Thursday, October 22, 2026 2:30 PM to 3:30 PM · 1 hr. (US/Eastern)
Technology

Information

As AI-enabled services and digital systems expand, many cities are experiencing rapid growth in data center proposals. These facilities can create real pressures on local grids, water systems, land use, and emergency planning, while the community conversation often polarizes around a single question: “Is the revenue worth the resource burden?” In practice, cities and utilities may be working through standard zoning, permitting, and interconnection processes, but sustainability and community outcomes are not always evaluated in a consistent, comparable way across projects.
This session reframes data centers as urban infrastructure that requires coordinated planning and governance, not just individual site approvals. Participants will explore a practical, city-focused approach to evaluating proposals holistically—considering impacts, mitigations, and potential co-benefits—with an emphasis on metrics and decision tools that can be applied across jurisdictions.
Topics include grid integration and demand flexibility, alignment with clean energy procurement (on-site and off-site), cooling and water stewardship strategies, resilience planning for extreme heat and outages, and opportunities (where feasible) to create shared value through mechanisms such as performance requirements, transparency and reporting, community benefit commitments, and waste-heat reuse for buildings or districts.

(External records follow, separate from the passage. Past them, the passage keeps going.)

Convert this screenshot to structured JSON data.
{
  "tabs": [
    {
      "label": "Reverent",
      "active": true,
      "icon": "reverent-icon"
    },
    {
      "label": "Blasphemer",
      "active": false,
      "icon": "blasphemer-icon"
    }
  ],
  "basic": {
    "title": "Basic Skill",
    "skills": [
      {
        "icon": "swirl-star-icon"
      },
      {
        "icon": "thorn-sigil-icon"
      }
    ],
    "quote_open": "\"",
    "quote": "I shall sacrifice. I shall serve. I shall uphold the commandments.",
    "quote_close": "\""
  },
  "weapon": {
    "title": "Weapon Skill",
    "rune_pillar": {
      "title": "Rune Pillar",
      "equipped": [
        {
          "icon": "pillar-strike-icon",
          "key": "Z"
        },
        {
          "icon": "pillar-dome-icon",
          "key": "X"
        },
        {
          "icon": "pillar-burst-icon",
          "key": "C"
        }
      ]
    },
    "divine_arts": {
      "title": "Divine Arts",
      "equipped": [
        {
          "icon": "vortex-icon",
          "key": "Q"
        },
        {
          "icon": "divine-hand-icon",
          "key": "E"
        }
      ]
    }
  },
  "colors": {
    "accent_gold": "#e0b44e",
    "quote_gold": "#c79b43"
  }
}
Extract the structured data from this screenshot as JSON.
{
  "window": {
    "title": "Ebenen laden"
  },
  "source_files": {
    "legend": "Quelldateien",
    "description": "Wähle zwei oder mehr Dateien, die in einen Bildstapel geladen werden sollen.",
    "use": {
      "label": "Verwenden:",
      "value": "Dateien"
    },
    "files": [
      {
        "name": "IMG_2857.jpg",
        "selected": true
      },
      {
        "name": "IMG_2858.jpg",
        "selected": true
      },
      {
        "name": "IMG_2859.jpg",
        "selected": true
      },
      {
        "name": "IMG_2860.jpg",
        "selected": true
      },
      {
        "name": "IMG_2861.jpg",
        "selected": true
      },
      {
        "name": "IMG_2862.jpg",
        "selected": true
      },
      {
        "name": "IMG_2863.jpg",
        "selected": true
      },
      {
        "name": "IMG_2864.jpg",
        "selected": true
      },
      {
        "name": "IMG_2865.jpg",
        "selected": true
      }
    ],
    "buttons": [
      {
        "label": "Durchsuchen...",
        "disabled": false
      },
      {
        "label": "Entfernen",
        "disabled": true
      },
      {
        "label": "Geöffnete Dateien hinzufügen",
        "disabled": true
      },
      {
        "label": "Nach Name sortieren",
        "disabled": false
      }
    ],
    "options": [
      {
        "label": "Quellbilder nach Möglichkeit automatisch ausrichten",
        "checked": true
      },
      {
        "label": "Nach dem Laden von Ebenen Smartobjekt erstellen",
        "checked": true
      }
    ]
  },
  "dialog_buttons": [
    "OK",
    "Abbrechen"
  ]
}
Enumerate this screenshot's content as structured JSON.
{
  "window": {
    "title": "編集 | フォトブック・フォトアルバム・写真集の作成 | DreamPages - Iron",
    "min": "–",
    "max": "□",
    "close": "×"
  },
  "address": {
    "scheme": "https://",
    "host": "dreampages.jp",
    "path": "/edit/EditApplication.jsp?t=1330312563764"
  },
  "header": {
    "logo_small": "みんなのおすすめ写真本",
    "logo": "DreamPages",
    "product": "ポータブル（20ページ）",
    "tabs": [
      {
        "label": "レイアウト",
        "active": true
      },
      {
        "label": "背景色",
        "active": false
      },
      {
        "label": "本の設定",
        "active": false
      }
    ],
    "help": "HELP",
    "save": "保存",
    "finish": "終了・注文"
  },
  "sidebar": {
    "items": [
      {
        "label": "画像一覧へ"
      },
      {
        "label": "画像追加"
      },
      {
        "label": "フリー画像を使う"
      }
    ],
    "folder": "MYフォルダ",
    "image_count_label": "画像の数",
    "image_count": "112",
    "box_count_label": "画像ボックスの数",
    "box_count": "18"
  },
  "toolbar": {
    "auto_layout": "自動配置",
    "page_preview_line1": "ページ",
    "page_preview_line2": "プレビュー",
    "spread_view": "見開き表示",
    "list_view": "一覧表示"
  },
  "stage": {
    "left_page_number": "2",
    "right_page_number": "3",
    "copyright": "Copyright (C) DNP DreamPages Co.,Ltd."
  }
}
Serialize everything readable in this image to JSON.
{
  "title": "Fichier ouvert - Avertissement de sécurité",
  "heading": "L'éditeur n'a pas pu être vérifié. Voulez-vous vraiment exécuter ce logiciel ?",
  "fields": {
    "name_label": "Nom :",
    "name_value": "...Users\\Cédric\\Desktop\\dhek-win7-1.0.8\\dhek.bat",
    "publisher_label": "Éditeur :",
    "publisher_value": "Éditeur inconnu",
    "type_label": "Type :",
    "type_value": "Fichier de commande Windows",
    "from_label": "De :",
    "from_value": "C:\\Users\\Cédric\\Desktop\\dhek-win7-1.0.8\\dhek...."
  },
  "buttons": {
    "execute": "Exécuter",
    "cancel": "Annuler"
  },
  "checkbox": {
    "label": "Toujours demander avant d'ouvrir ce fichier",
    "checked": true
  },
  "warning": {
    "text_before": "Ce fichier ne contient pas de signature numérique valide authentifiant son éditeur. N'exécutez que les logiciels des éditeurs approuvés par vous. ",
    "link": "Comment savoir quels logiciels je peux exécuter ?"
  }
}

Drawing from real-world public-sector and industry experience, speakers will share lessons learned and an adaptable evaluation framework that helps cities move beyond “tax revenue alone” toward outcome-based decisions that align technology growth with climate, resilience, and community priorities.
Learning Level
Intermediate
GBCI Rating System Specific Credit
Does Not Apply
Program
Track Session
Track
Technology
Learning Objective #1
Explain why data centers are urban infrastructure and how cities can strengthen zoning, permitting, and interconnection reviews with coordinated performance requirements.
Learning Objective #2
Assess key city impacts and community concerns from data center growth—energy, water, land use, heat, backup power, reliability—alongside potential local benefits and value streams.
Learning Objective #3
Compare city and utility strategies to mitigate impacts and improve outcomes: demand flexibility, clean energy alignment, cooling and water stewardship, resilient design, and viable district/building integration (e.g., heat reuse).
Learning Objective #4
Apply a practical evaluation framework to a sample data center proposal to balance impacts, mitigations, and benefits, and identify approval conditions, metrics, and monitoring/reporting expectations.